I would just like to say to anyone who's struggling, just if you are struggling, please speak up, talk to a friend, talk to a trusted adult, go and see your GP to get some help with the issues that you're facing at the moment and just talk to someone there is always hope, no matter how bad you're feeling, now, things will get better, the crisis will pass. But you do need some support and some treatment to get through this. And I encourage everyone to remember that they are deeply loved and cared for and they're not alone. Help is available, get support, and you will feel better. And I encourage young people to know and say to themselves often that you are important, you are loved, you are needed, you are worth while you are enough. And it's okay to have good days and bad days. And it's okay to cry about everything and nothing. And it's okay to feel frustrated and sad and anxious and scared. And it's okay to feel and sometimes we also just need to learn how to sit with our feelings. And that's okay, too. And I think for those that are going through struggles, one day, you'll look back on all the progress you made. And you'll be so glad that you persisted and that you didn't give up. And one last slide is just that if anything we've discussed today causes any distress or concern. Please do talk to someone and remember that you can always call lifeline.

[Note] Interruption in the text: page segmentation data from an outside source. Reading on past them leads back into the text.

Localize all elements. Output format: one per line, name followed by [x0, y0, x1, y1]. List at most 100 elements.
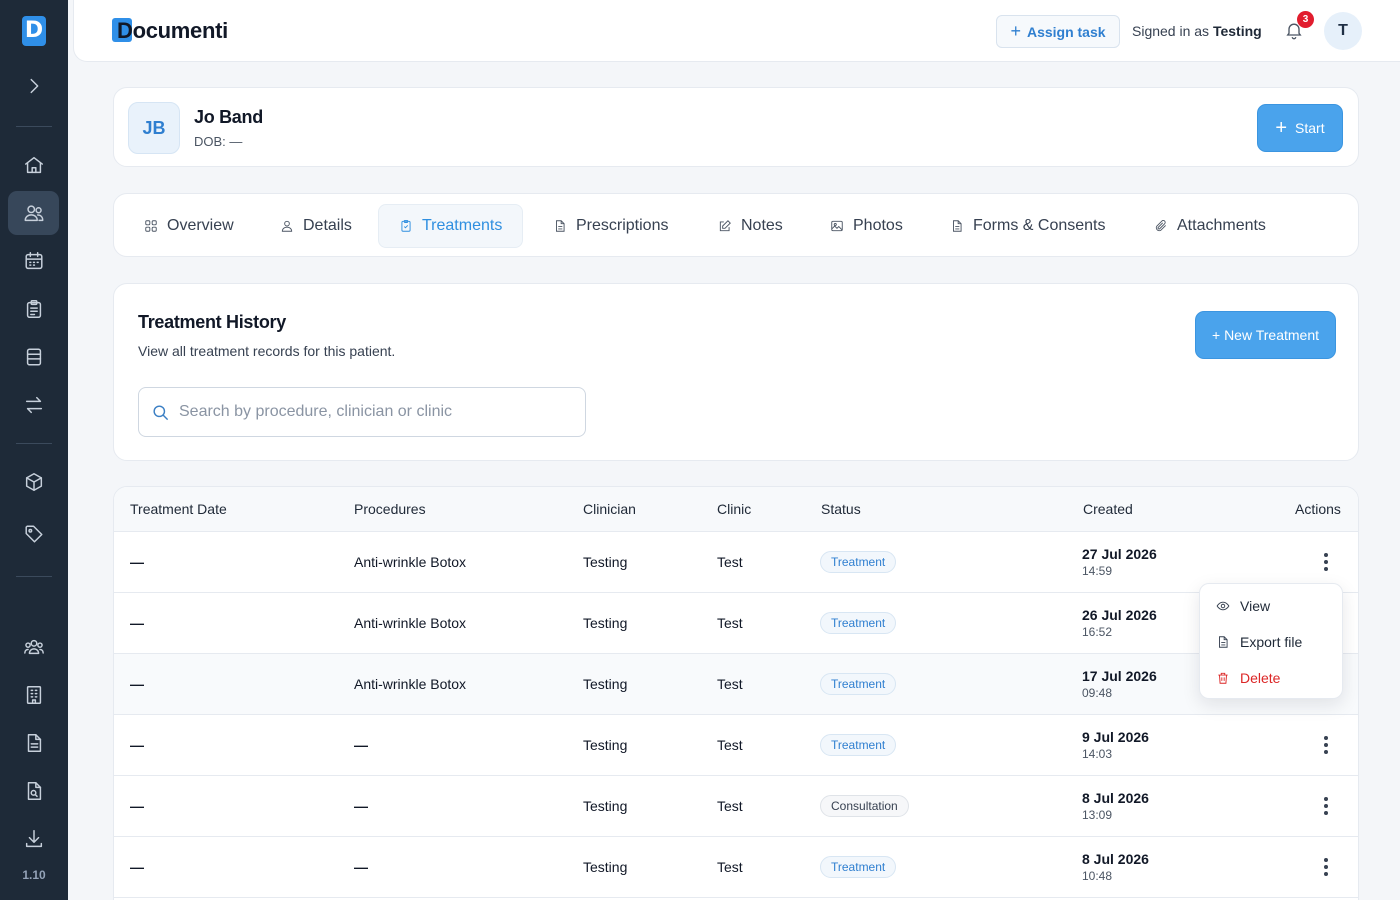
column-header: Status	[821, 501, 861, 517]
search-icon	[153, 405, 169, 421]
patient-tabs: Overview Details Treatments Prescription…	[113, 193, 1359, 257]
kebab-dot	[1324, 553, 1328, 557]
patient-header-card: JB Jo Band DOB: — + Start	[113, 87, 1359, 167]
row-actions-button[interactable]	[1314, 733, 1338, 757]
treatment-date: —	[130, 798, 144, 814]
expand-sidebar-button[interactable]	[8, 64, 59, 108]
sidebar-item-clinics[interactable]	[8, 673, 59, 717]
edit-icon	[719, 220, 731, 232]
table-row[interactable]: — — Testing Test Treatment 9 Jul 2026 14…	[114, 715, 1358, 776]
assign-task-button[interactable]: + Assign task	[996, 15, 1120, 48]
clinician: Testing	[583, 615, 628, 631]
procedures: Anti-wrinkle Botox	[354, 676, 467, 692]
section-subtitle: View all treatment records for this pati…	[138, 343, 396, 359]
tag-icon	[24, 525, 43, 543]
table-row[interactable]: — Anti-wrinkle Botox Testing Test Treatm…	[114, 593, 1358, 654]
column-header: Clinic	[717, 501, 752, 517]
sidebar-item-downloads[interactable]	[8, 817, 59, 861]
tab-notes[interactable]: Notes	[718, 204, 783, 248]
download-icon	[25, 830, 42, 848]
column-header: Actions	[1295, 501, 1341, 517]
transfer-icon	[25, 396, 42, 414]
treatment-history-card: Treatment History View all treatment rec…	[113, 283, 1359, 461]
clipboard-check-icon	[401, 219, 411, 232]
kebab-dot	[1324, 743, 1328, 747]
grid-icon	[145, 220, 157, 232]
treatment-date: —	[130, 554, 144, 570]
tab-details[interactable]: Details	[280, 204, 352, 248]
sidebar-item-team[interactable]	[8, 625, 59, 669]
created-date: 17 Jul 2026	[1082, 668, 1157, 684]
status-badge: Consultation	[820, 795, 909, 817]
tab-prescriptions[interactable]: Prescriptions	[553, 204, 668, 248]
tab-forms-consents[interactable]: Forms & Consents	[950, 204, 1105, 248]
user-icon	[281, 220, 293, 232]
sidebar-item-calendar[interactable]	[8, 239, 59, 283]
created-time: 10:48	[1082, 869, 1113, 883]
sidebar-item-transfers[interactable]	[8, 383, 59, 427]
patient-dob: DOB: —	[194, 134, 243, 149]
created-time: 14:59	[1082, 564, 1113, 578]
sidebar-item-tags[interactable]	[8, 512, 59, 556]
team-icon	[23, 639, 44, 655]
tab-label: Attachments	[1177, 217, 1266, 234]
image-icon	[831, 220, 843, 232]
treatment-date: —	[130, 859, 144, 875]
column-header: Treatment Date	[130, 501, 227, 517]
sidebar-item-documents[interactable]	[8, 721, 59, 765]
menu-item-view[interactable]: View	[1216, 596, 1270, 616]
user-avatar[interactable]: T	[1324, 12, 1362, 50]
created-time: 09:48	[1082, 686, 1113, 700]
brand-logo[interactable]: Documenti	[112, 18, 228, 44]
column-header: Procedures	[354, 501, 426, 517]
row-actions-button[interactable]	[1314, 855, 1338, 879]
clinic: Test	[717, 798, 743, 814]
tab-label: Details	[303, 217, 352, 234]
file-search-icon	[27, 782, 41, 800]
tab-overview[interactable]: Overview	[144, 204, 234, 248]
created-time: 16:52	[1082, 625, 1113, 639]
table-row[interactable]: — Anti-wrinkle Botox Testing Test Treatm…	[114, 654, 1358, 715]
menu-item-delete[interactable]: Delete	[1216, 668, 1280, 688]
patient-name: Jo Band	[194, 107, 263, 127]
search-input[interactable]	[179, 388, 579, 436]
sidebar-item-home[interactable]	[8, 143, 59, 187]
kebab-dot	[1324, 736, 1328, 740]
status-badge: Treatment	[820, 612, 897, 634]
sidebar-item-audit[interactable]	[8, 769, 59, 813]
start-label: Start	[1295, 120, 1325, 136]
procedures: Anti-wrinkle Botox	[354, 615, 467, 631]
tab-attachments[interactable]: Attachments	[1154, 204, 1266, 248]
column-header: Clinician	[583, 501, 636, 517]
sidebar-item-records[interactable]	[8, 287, 59, 331]
sidebar-divider	[16, 443, 52, 444]
created-date: 8 Jul 2026	[1082, 851, 1149, 867]
row-actions-button[interactable]	[1314, 794, 1338, 818]
new-treatment-button[interactable]: + New Treatment	[1195, 311, 1336, 359]
kebab-dot	[1324, 567, 1328, 571]
treatments-table: Treatment Date Procedures Clinician Clin…	[113, 486, 1359, 900]
menu-item-label: Delete	[1240, 670, 1281, 686]
table-row[interactable]: — — Testing Test Consultation 8 Jul 2026…	[114, 776, 1358, 837]
table-row[interactable]: — Anti-wrinkle Botox Testing Test Treatm…	[114, 532, 1358, 593]
created-date: 8 Jul 2026	[1082, 790, 1149, 806]
tab-photos[interactable]: Photos	[830, 204, 903, 248]
row-actions-button[interactable]	[1314, 550, 1338, 574]
sidebar-item-layout[interactable]	[8, 335, 59, 379]
start-button[interactable]: + Start	[1257, 104, 1343, 152]
tab-label: Treatments	[422, 217, 503, 234]
app-logo[interactable]: D	[22, 16, 46, 46]
menu-item-export[interactable]: Export file	[1216, 632, 1302, 652]
app-version: 1.10	[22, 868, 46, 882]
procedures: —	[354, 737, 368, 753]
table-row[interactable]: — — Testing Test Treatment 8 Jul 2026 10…	[114, 837, 1358, 898]
tab-treatments[interactable]: Treatments	[378, 204, 524, 248]
file-icon	[953, 220, 962, 232]
sidebar-item-patients[interactable]	[8, 191, 59, 235]
signed-in-prefix: Signed in as	[1132, 23, 1210, 39]
clinician: Testing	[583, 859, 628, 875]
status-badge: Treatment	[820, 551, 897, 573]
tab-label: Notes	[741, 217, 783, 234]
sidebar-item-inventory[interactable]	[8, 460, 59, 504]
row-actions-menu: View Export file Delete	[1199, 583, 1343, 699]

Thank you so much, Rebecca. And that notion of you are enough is something that I hold very dear to my heart. I think it is so important for all of us to know, each and every one of us is enough. Can I please thank all of our remarkable panellists who have given their time, their expertise, their wisdom to us this evening. Thank you to each and every one of you. You've I've learned so much. It's just been wonderful. Of course, we couldn't get to all of your questions. I'm sorry, just because of time. It's difficult to cover each and every question. But please know that help is available. And there's those help lines that we mentioned, as well. We are recording this so that link will become available. And we will send that through to your email. And as well, we are collating those tips and some of those facts that we got tonight. And they will also be emailed to you because we just want to make sure that no one feels alone or misunderstood or not heard after tonight to please know that help is available, there is always a way through as well there is going to be a short survey that's going to be popping up in your browser, we'd love you to fill that out. So, we can do this again and make sure that we're doing it as well as we possibly can for you and giving you the support and the answers and the help that you need. Huge thank you again to our panellists to each and every one of you for joining us. I've had the best evening so much love to you all being virtual hugs. And Let's all say were enough, go gently as we step out into that wider world you are all beautiful, remarkable, glorious, flawed human beings and that's what makes you so very special. Good night and we will see you soon. I don't know if you meant to wave on zooms but I always like to wave and say goodbye. See you later everyone. Bye.